Zum 1. Schatzmeister wird Walter Schneider sowie zum 1. Schriftführer Martin Junglas gewählt. 1. Referent für Öffentlichkeitsarbeit verbleibt der aus der alten Vorstandschaft stammende Ludwig Kronmeister der dieses Amt nunmehr seit 1983 ausübt.
Mit der höchsten Vereinsehrung, der Goldenen Verdienstnadel, würdigte die Mitgliederversammlung die Arbeit von Ludwig Kronmeister und folgte dem einstimmigen Votum des Verwaltungsrates.
Per Akklamation wurden von dieser Mitgliederversammlung Uschi Kronmeister als Vertreterin des Referenten für Öffentlichkeitsarbeit, Andre Schneider als Vertreter des Schatzmeisters und Pascal Nagat als Vertreter des Schriftführer gewählt.
Gleich in diesem Jahr 2003 steigt die 3. Herrenmannschaft der Eisstockabteilung in die Kreisliga auf.
Die 1. Fußballballmannschaft kehrt nach 5 Jahren Abstinenz in die Kreisliga Neumarkt zurück, in eine wunderbare Liga, die für die Grün-Schwarzen angemessen ist. Leider sind die Fußballdamen, trotz Steigerung in der Rückrunde, abgestiegen und spielen in der neuen Saison in der Bezirksliga Ost.
Die neue Vorstandschaft unter Yrsa Bettina Baehr führte einige Veränderungen ein:
Sitzungen werden nunmehr öffentlich abgehalten.
Sitzungsprotokolle werden im Internet veröffentlicht.
Sitzungstermine werden in den TSV-Nachrichten angekündigt.
Jedes neue Mitglied wird mit einem Bonusheft belohnt in dem verschiedene Gutscheine von Kooperationspartnern des TSV Röthenbach enthalten sind.
Es findet ein Versuch statt, die unterschiedlichen Wendelsteiner Vereine zu einer Kooperation zu bewegen. „Können wir Wendelsteiner Vereine nicht viel mehr erreichen, wenn wir zusammenspielen?“ meint Yrsa Bettina Baehr. Als Zeichen, dass der TSV Röthenbach allen Vereinen gegenüber aufgeschlossen ist, wird die Zweitmitgliedschaft eingeführt. Im Jahre 2009 wurde diese aber wieder abgeschafft, da von der Kostenstruktur der Zweitmitgliedschaften wenig Effizienz vorhanden war, insbesondere da andere Vereine dieses Angebot ebenfalls nicht mit begleitet haben.
Rainer Würsig wird neuer Ehrenamtsbeauftragter des TSV Röthenbach. In dieser Funktion arbeitet er eng mit der Vorstandschaft zusammen.

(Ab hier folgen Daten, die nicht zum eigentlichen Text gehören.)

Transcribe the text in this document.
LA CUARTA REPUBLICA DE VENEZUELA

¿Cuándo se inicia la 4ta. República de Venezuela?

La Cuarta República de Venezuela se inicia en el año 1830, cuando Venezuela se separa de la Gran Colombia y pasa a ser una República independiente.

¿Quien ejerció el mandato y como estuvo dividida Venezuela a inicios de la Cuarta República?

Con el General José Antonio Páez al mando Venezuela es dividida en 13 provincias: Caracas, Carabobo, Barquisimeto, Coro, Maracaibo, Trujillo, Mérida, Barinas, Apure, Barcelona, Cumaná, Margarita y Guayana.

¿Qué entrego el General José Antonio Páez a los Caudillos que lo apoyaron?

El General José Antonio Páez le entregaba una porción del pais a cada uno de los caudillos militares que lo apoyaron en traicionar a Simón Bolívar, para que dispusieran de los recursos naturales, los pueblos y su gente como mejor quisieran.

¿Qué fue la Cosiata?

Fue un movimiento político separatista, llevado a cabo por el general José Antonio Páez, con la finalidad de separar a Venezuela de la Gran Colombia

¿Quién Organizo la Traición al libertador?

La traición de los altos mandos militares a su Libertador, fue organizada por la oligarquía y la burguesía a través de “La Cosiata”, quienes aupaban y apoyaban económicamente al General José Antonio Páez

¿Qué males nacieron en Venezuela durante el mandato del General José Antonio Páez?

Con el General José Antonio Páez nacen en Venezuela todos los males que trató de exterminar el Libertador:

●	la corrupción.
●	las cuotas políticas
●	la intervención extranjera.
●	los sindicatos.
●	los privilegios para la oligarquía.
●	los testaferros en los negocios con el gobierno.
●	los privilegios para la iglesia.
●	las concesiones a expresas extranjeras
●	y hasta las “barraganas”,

Eine neue Abteilung wird gegründet: Traditionelles Bogenschießen

Unter TOP 13 der 5. Sitzung des Vorstandes vom 15. Oktober 2003 wird einstimmig die Gründung der Abteilung Traditionelles Bogenschießen beschlossen. Die kommissarische Führung bis zur endgültigen Bestätigung in der Mitgliederversammlung 2004 wird durch Martin Distel und Bernhard Hölzl wahrgenommen. Als Sportgelände überlässt der Administrator der Schlüsselfelder Familienstiftung, Baron Hans-Karl Kreß von Kressenstein, großzügigerweise die “alte Sandgrube” an der Radwiese den Bogenschützen. Im Lauf der folgenden Jahre wird diese Abteilung anwachsen und zu einer tragenden Säule des TSV werden.

Endlich hat der Verein seit dem 5. November 2003 wieder eine neue Vereinsjugendleiterin: Heike Wendelsberger. Ihre Aufgabe ist unter anderem die Vertretung der Interessen der Sportjugend in der Vorstandschaft.
Die Fußballabteilung ist auch dieses Jahr wieder mit einer Bude des Vereins erfolgreich am Wendelsteiner Weihnachtsmarkt vertreten.
Am 20.12.2003 findet in den Wolfgangstuben die alljährliche Weihnachtsfeier mit Stars der „Comödie Fürth“ und dem fränkischen Mundartkünstler Maximilian Kerner statt.